The UK government has launched a venture fund for investing in domestic AI startups, part of a bid to minimize the country’s dependence on foreign-made technology.
The fund, Sovereign AI, will invest roughly $675 million in homegrown startups in fields ranging from model development, to agentic AI, to drug discovery. In addition, portfolio startups will gain access to the UK’s fleet of supercomputers, free visas for international hires, procurement opportunities, and advice from specialists within government.
Sovereign AI will be led by James Wise, a partner at VC firm Balterdon Capital, and Joséphine Kant, formerly of Dogwood Ventures and Y Combinator, an accelerator program whose funding helped establish OpenAI.
On Thursday, the fund announced an investment in Callosum, a startup developing software that helps different classes of processors to function effectively alongside one another. The fund has awarded a further six startups—Prima Mente, Cosine, Cursive, Doubleword, Twig Bio, and Odyssey—up to one million GPU hours worth of compute each on the UK’s supercomputer network. They will use that compute to train new models and run simulations.
“Sovereign AI is unlike anything Government has ever done before. Its unique approach will help break down the barriers that have too often held back British enterprise and innovation,” said Liz Kendall, the UK’s technology secretary, in a statement. “This is how we ensure Britain’s economic prosperity and national security in the modern age.”
The venture fund is one piece of the UK’s broader plan to use AI to spur economic growth, first outlined in January 2025. Under the plan, the government intends to “position the UK to be an AI maker, not an AI taker.”

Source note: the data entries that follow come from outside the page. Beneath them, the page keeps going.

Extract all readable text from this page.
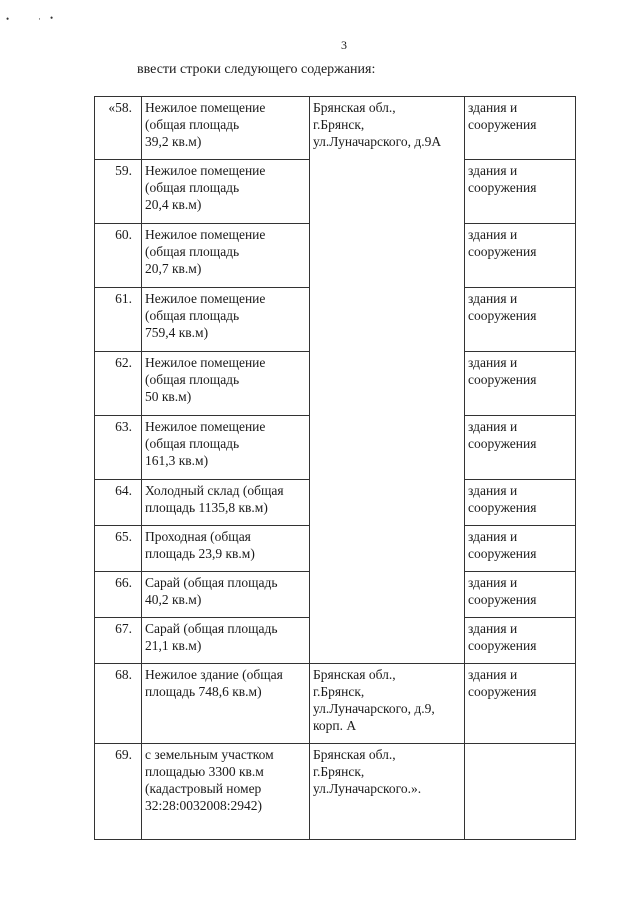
•	· •
3
ввести строки следующего содержания:
«58.	Нежилое помещение
(общая площадь
39,2 кв.м)	Брянская обл.,
г.Брянск,
ул.Луначарского, д.9А	здания и
сооружения

59.	Нежилое помещение
(общая площадь
20,4 кв.м)		здания и
сооружения

60.	Нежилое помещение
(общая площадь
20,7 кв.м)		здания и
сооружения

61.	Нежилое помещение
(общая площадь
759,4 кв.м)		здания и
сооружения

62.	Нежилое помещение
(общая площадь
50 кв.м)		здания и
сооружения

63.	Нежилое помещение
(общая площадь
161,3 кв.м)		здания и
сооружения

64.	Холодный склад (общая
площадь 1135,8 кв.м)		здания и
сооружения

65.	Проходная (общая
площадь 23,9 кв.м)		здания и
сооружения

66.	Сарай (общая площадь
40,2 кв.м)		здания и
сооружения

67.	Сарай (общая площадь
21,1 кв.м)		здания и
сооружения

68.	Нежилое здание (общая
площадь 748,6 кв.м)	Брянская обл.,
г.Брянск,
ул.Луначарского, д.9,
корп. А	здания и
сооружения

69.	с земельным участком
площадью 3300 кв.м
(кадастровый номер
32:28:0032008:2942)	Брянская обл.,
г.Брянск,
ул.Луначарского.».	
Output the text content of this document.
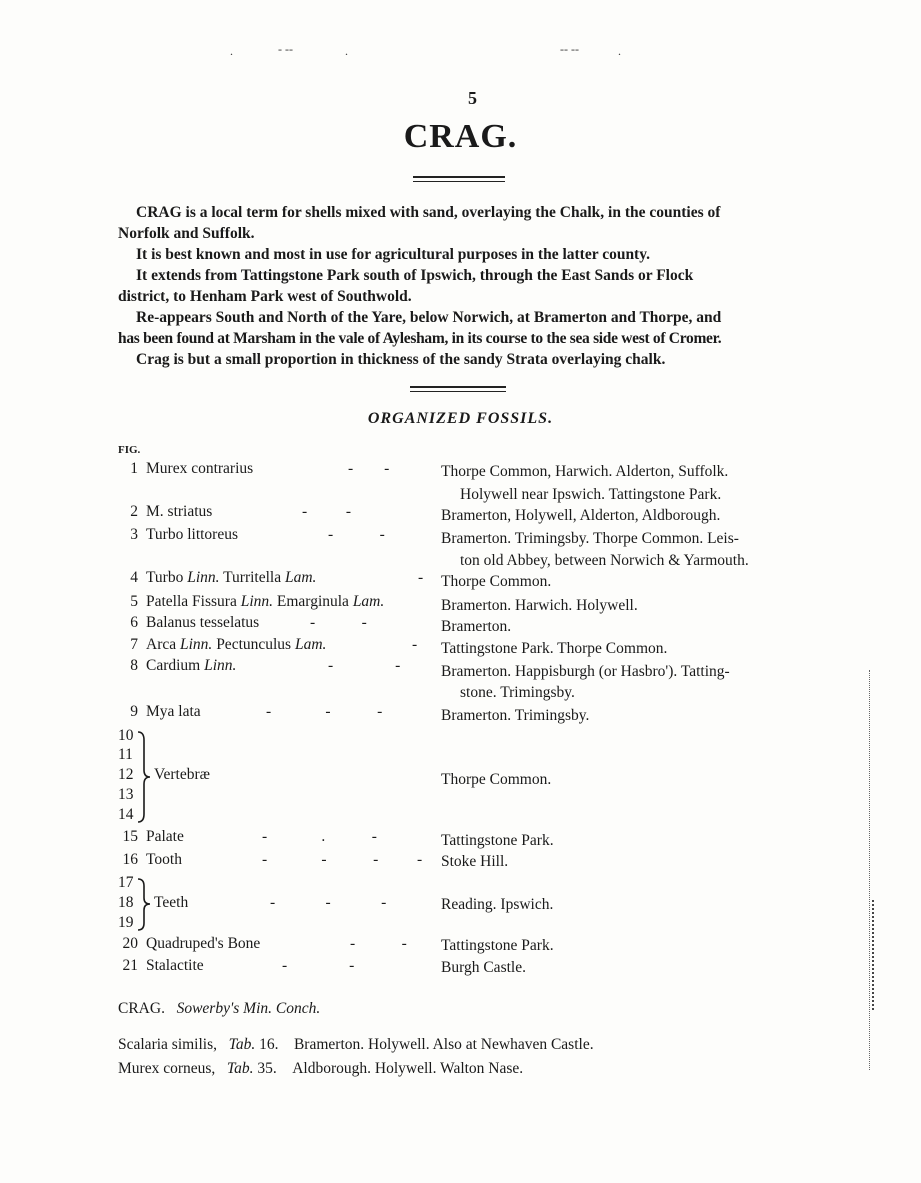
.	- --	.	-- --	.
5
CRAG.

CRAG is a local term for shells mixed with sand, overlaying the Chalk, in the counties of

Norfolk and Suffolk.

It is best known and most in use for agricultural purposes in the latter county.

It extends from Tattingstone Park south of Ipswich, through the East Sands or Flock

district, to Henham Park west of Southwold.

Re-appears South and North of the Yare, below Norwich, at Bramerton and Thorpe, and

has been found at Marsham in the vale of Aylesham, in its course to the sea side west of Cromer.

Crag is but a small proportion in thickness of the sandy Strata overlaying chalk.

ORGANIZED FOSSILS.
FIG.
1 Murex contrarius	-        -	Thorpe Common, Harwich. Alderton, Suffolk.
Holywell near Ipswich. Tattingstone Park.
2 M. striatus	-          -	Bramerton, Holywell, Alderton, Aldborough.
3 Turbo littoreus	-            -	Bramerton. Trimingsby. Thorpe Common. Leis-
ton old Abbey, between Norwich & Yarmouth.
4 Turbo Linn. Turritella Lam.	- Thorpe Common.
5 Patella Fissura Linn. Emarginula Lam.	Bramerton. Harwich. Holywell.
6 Balanus tesselatus	-            -	Bramerton.
7 Arca Linn. Pectunculus Lam.	- Tattingstone Park. Thorpe Common.
8 Cardium Linn.	-                -	Bramerton. Happisburgh (or Hasbro'). Tatting-
stone. Trimingsby.
9 Mya lata	-              -            -	Bramerton. Trimingsby.
10
11
12
13
14
Vertebræ	Thorpe Common.
15 Palate	-              .            -	Tattingstone Park.
16 Tooth	-              -            -          - Stoke Hill.
17
18
19
Teeth	-             -             -	Reading. Ipswich.
20 Quadruped's Bone	-            - Tattingstone Park.
21 Stalactite	-                -	Burgh Castle.
CRAG. Sowerby's Min. Conch.
Scalaria similis, Tab. 16. Bramerton. Holywell. Also at Newhaven Castle.
Murex corneus, Tab. 35. Aldborough. Holywell. Walton Nase.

Though the UK is home to prominent companies like Google DeepMind, ARM, and Wayve, critical segments of the AI production line—particularly semiconductor design and manufacturing, and model development—are dominated by rivals predominantly located in the United States and Asia.
By investing in domestic capabilities, the UK hopes to capture a larger portion of the hundreds of billions of dollars flowing into the AI sector, while minimizing a dependence on foreign technology that may become a liability in future negotiations with trading partners.
“We have been too gullible to the narrative that innovation is done in the US—that we lost the AI train and should not even think about it,” Rosaria Taddeo, a professor of digital ethics and defense technologies at the University of Oxford, told WIRED in January. “That’s a dangerous narrative.”
It is highly unlikely that the UK could become entirely self-sufficient in AI, experts say, particularly with respect to general-purpose model development, a field dominated by US-based OpenAI, Anthropic, and Google. An isolationist approach, they warn, would risk lumbering the country with inferior and more expensive AI products. Instead, Sovereign AI fund will focus on investing in domestic startups capable of commanding sections of the global AI supply chain.
“Even the US and China are going to be dependent on other folks,” says Keegan McBride, director of science and technology at the Tony Blair Institute, a think tank founded by the former UK prime minister. “The question is, if the world is irreversibly interdependent, how do you build the best possible position?”
The UK would be best served, claims McBride, by targeted investment in startups with a chance of becoming indispensable in a particular niche—say, specialized AI inference hardware or data center energy optimization—and those developing AI-based applications. “There’s a lot still up for grabs,” says McBride.
The sum available to Sovereign AI to invest is small in comparison to the hundreds of billions that the largest AI companies are spending on development. But as a co-investor alongside private VC firms, able to supply auxiliary benefits like access to compute, the new fund could become an invaluable partner to founders trying to bridge research concepts into viable businesses, says Tom Wilson, partner at London-based VC firm Seedcamp.
“It’s a massive opportunity for some of the defining companies of future generations to be started here,” says Wilson. “I don’t think [the new fund] will necessarily be the defining factor. But it’ll be a hugely beneficial piece, if invested in the best possible way.”